Weaviate - push records in batch errors with JSONDecodeError

216 Views Asked by At

I’m trying to add records in a batch, but after I add my objects to the batch, I always get a JSONDecodeError when I assume the batch is being sent to my Weaviate class.

client.batch.configure(batch_size=100, dynamic=False, timeout_retries=3,
                       callback=weaviate.util.check_batch_result,
consistency_level=weaviate.data.replication.ConsistencyLevel.ALL)
with client.batch as batch:
     for el_idx, el in enumerate(send_to_weaviate):
         batch.add_data_object(el, "MyClass")

Records look like this:

send_to_weaviate[0]
{'my_id': '3c2466b7e7da201c66f42ea362874343',
 'post_timestamp': ['1644883202000', '1644883242000'],
 'dist_metric': [0, 0]}

Schema looks like this:

class_obj = {
        "class": "MyClass",
        "description": "Description",
        "properties": [{
            "dataType": ["text"],
            "description": "ID",
            "name": "my_id"
        },  {
            "dataType": ["text[]"],
            "description": "Timestamps",
            "name": "post_timestamp"
        },  {
            "dataType": ["int[]"],
            "description": "Description",
            "name": "dist_metric"
        }]
    }

Error message:

File ~/opt/anaconda3/envs/scripts/lib/python3.9/site-packages/weaviate/batch/crud_batch.py:644, in Batch._create_data(self, data_type, batch_request)
    642     connection_count += 1
    643 else:
--> 644     response_json = response.json()
    645     if (
    646         self._weaviate_error_retry is not None
    647         and batch_error_count < self._weaviate_error_retry.number_retries
    648     ):
    649         batch_to_retry, response_json_successful = self._retry_on_error(
    650             response_json, data_type
    651         )

File ~/opt/anaconda3/envs/scripts/lib/python3.9/site-packages/requests/models.py:975, in Response.json(self, **kwargs)
    971     return complexjson.loads(self.text, **kwargs)
    972 except JSONDecodeError as e:
    973     # Catch JSON-related errors and raise as requests.JSONDecodeError
    974     # This aliases json.JSONDecodeError and simplejson.JSONDecodeError
--> 975     raise RequestsJSONDecodeError(e.msg, e.doc, e.pos)
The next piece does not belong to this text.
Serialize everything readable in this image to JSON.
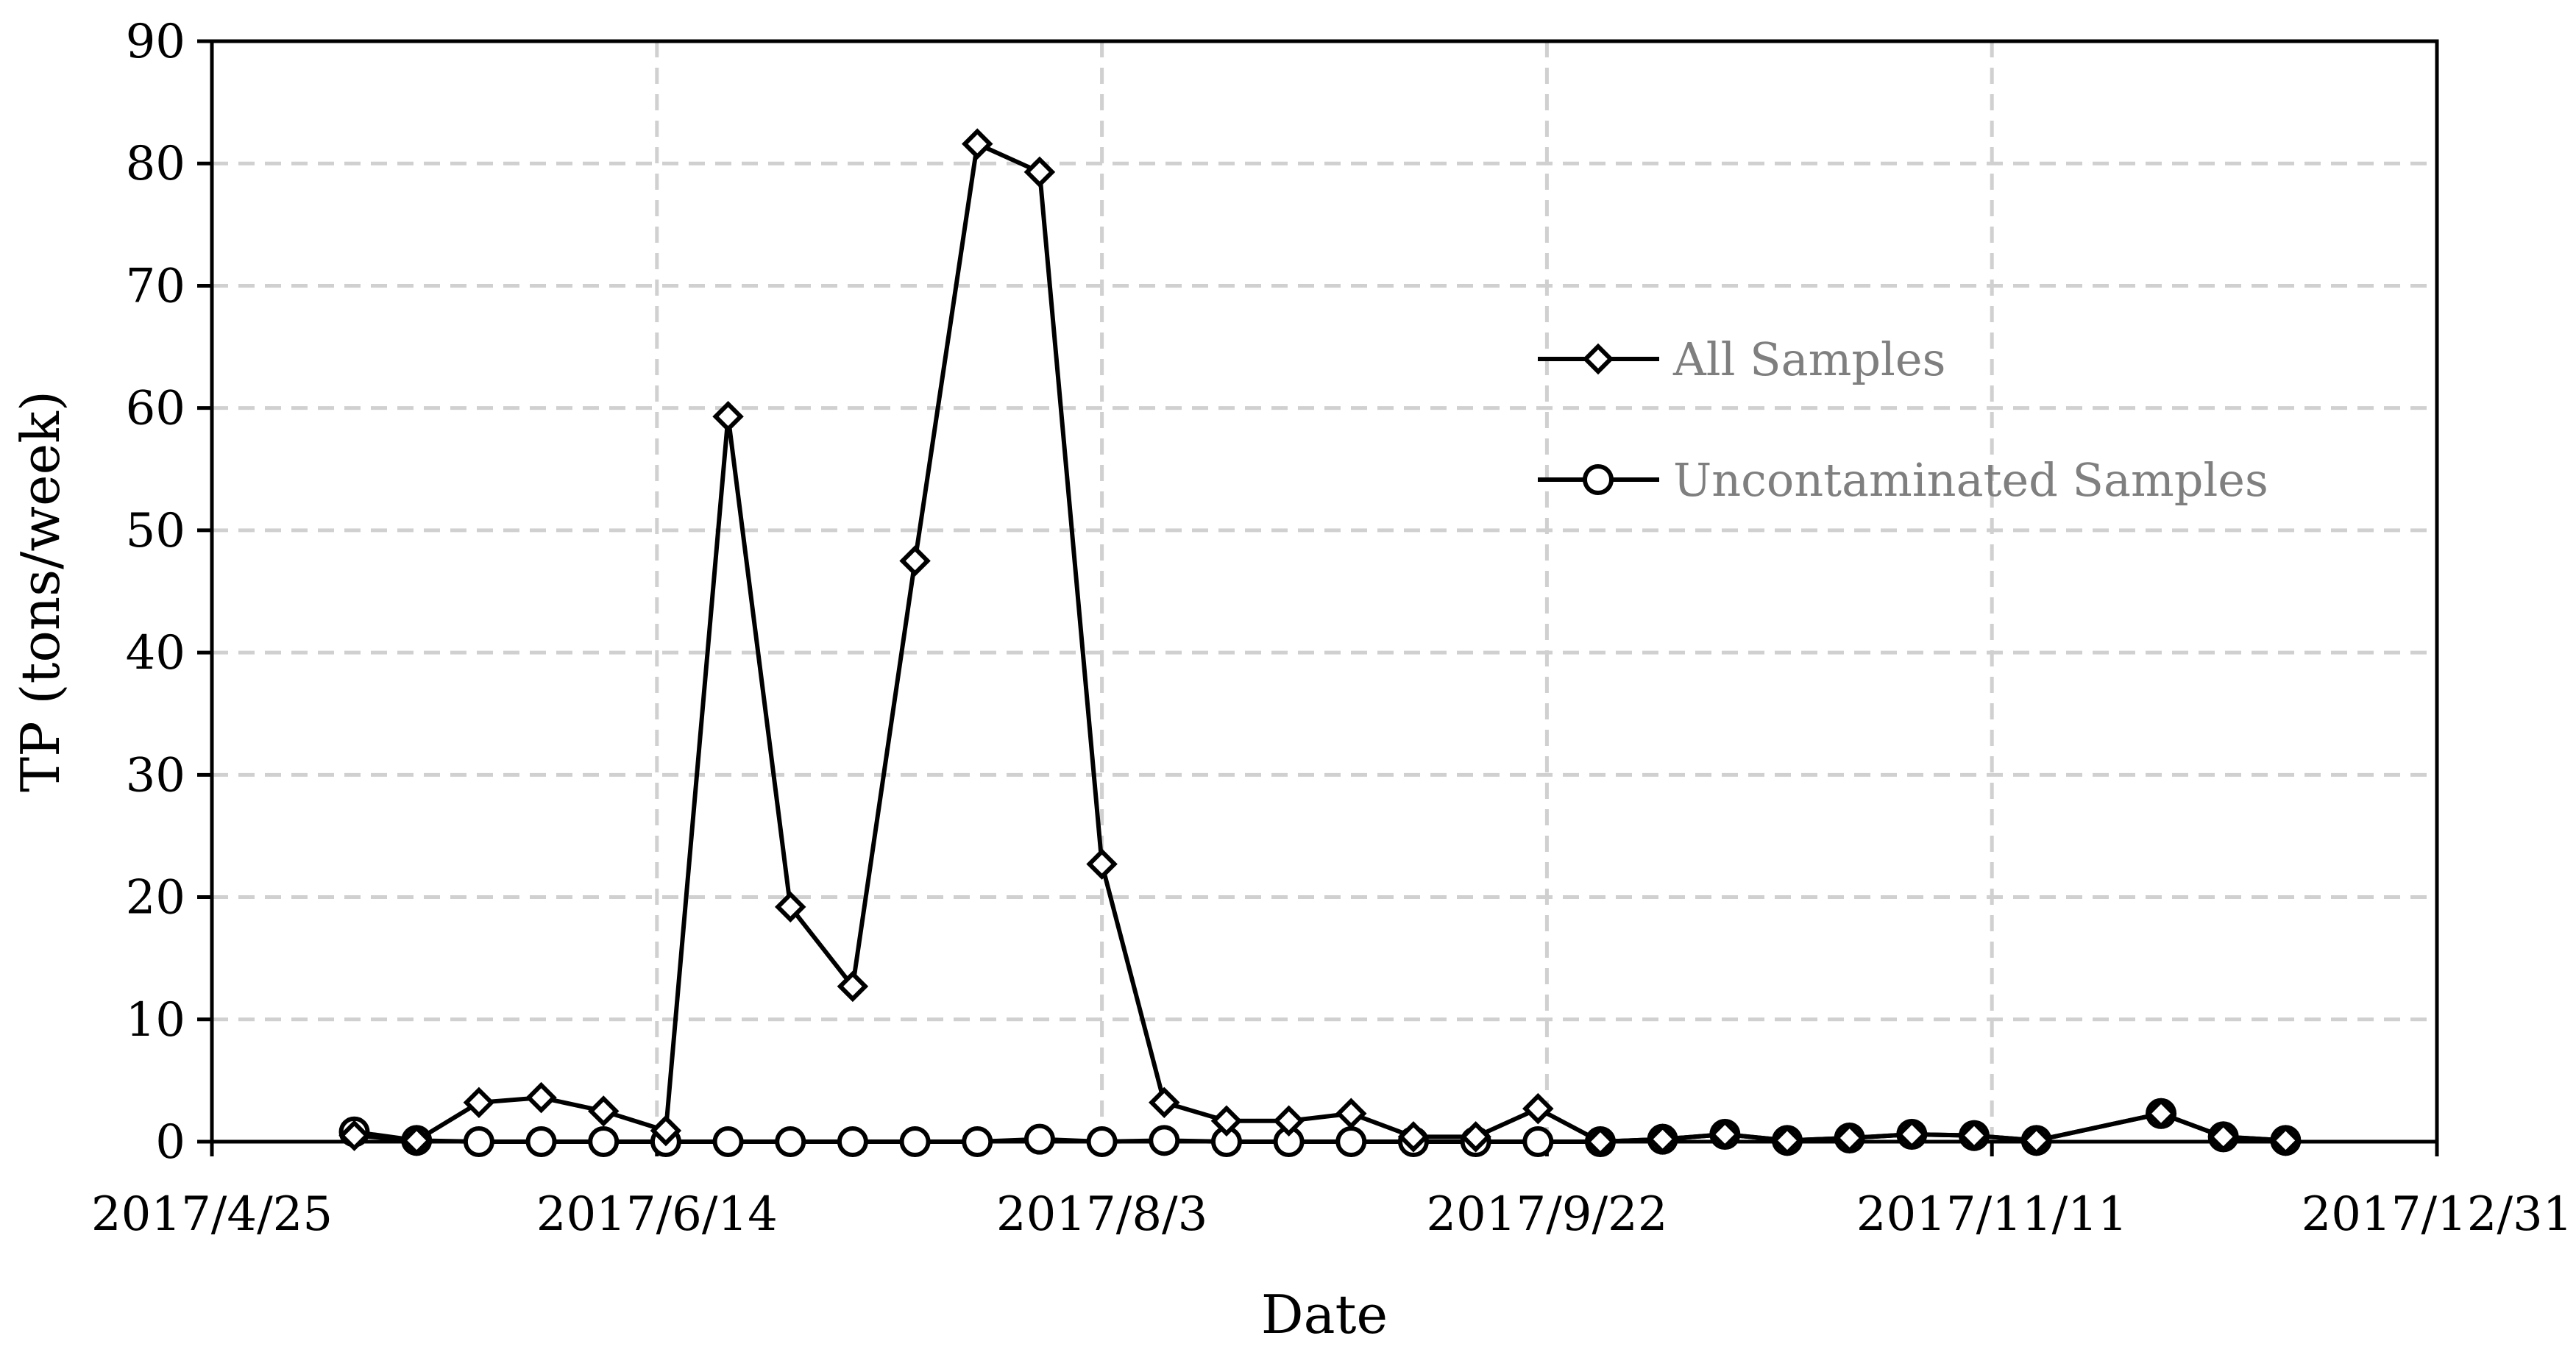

JSONDecodeError: Expecting value: line 1 column 1 (char 0)

All of the Googling I've done has indicated that the JSONDecodeError occurs when your payload is not json serializable. Weaviate supports lists of common data types as properties (e.g., the int[] and text[] data types), but in general JSON doesn't like lists of ints or lists of strings in its values. However when I try to JSON serialize my send_to_weaviate variable, I have no problems, so this may not be the true cause?

import json
json.loads(json.dumps(send_to_weaviate))  # No errors

Can anyone help me figure out why my batch fails to add to Weaviate?

EDIT:: Here is a small reproducible example that reproduces my issue. I'm using weaviate-client v 3.22.1 in a python 3.9 conda environment.

import weaviate
client = weaviate.Client(URL_TO_WEAVIATE_ENDPOINT)
class_obj = {
        "class": "MyClass",
        "description": "Description",
        "properties": [{
            "dataType": ["text"],
            "description": "ID",
            "name": "my_id"
        },  {
            "dataType": ["text[]"],
            "description": "Timestamps",
            "name": "post_timestamp"
        },  {
            "dataType": ["int[]"],
            "description": "Description",
            "name": "dist_metric"
        }]
    }
client.schema.create_class(class_obj)
client.batch.configure(batch_size=100, dynamic=False, timeout_retries=3)
# Just try to add 1 doc
doc = {'my_id': '3c2466b7e7da201c66f42ea362874343','post_timestamp': ['1644883202000', '1644883242000'], 'dist_metric': [0, 0]}
with client.batch() as batch:
    batch.add_data_object(doc, "MyClass")
2

There are 2 best solutions below

0
lrthistlethwaite On BEST ANSWER

When I set batch_size = 10, things seemed to work again. I think because my records were quite character-rich, batches needed to be smaller than the default=100 setting. You can set batch_size using client.batch.configure(batch_size=10) or in the context manager itself with client.batch(batch_size=10) as batch:, etc.

Also, weirdly, deleting the "client" object and reestablishing the connection seemed to help, but I can't understand why.

6
hsm207 On

Can anyone help me figure out why my batch fails to add to Weaviate?

You can start by using manual batching and printing the el_idx before creating the object in weaviate to make sure you do not have any malformed elements.

If all the elements are what you expected, then you'll need to provide a minimal reproducible example for further assistance.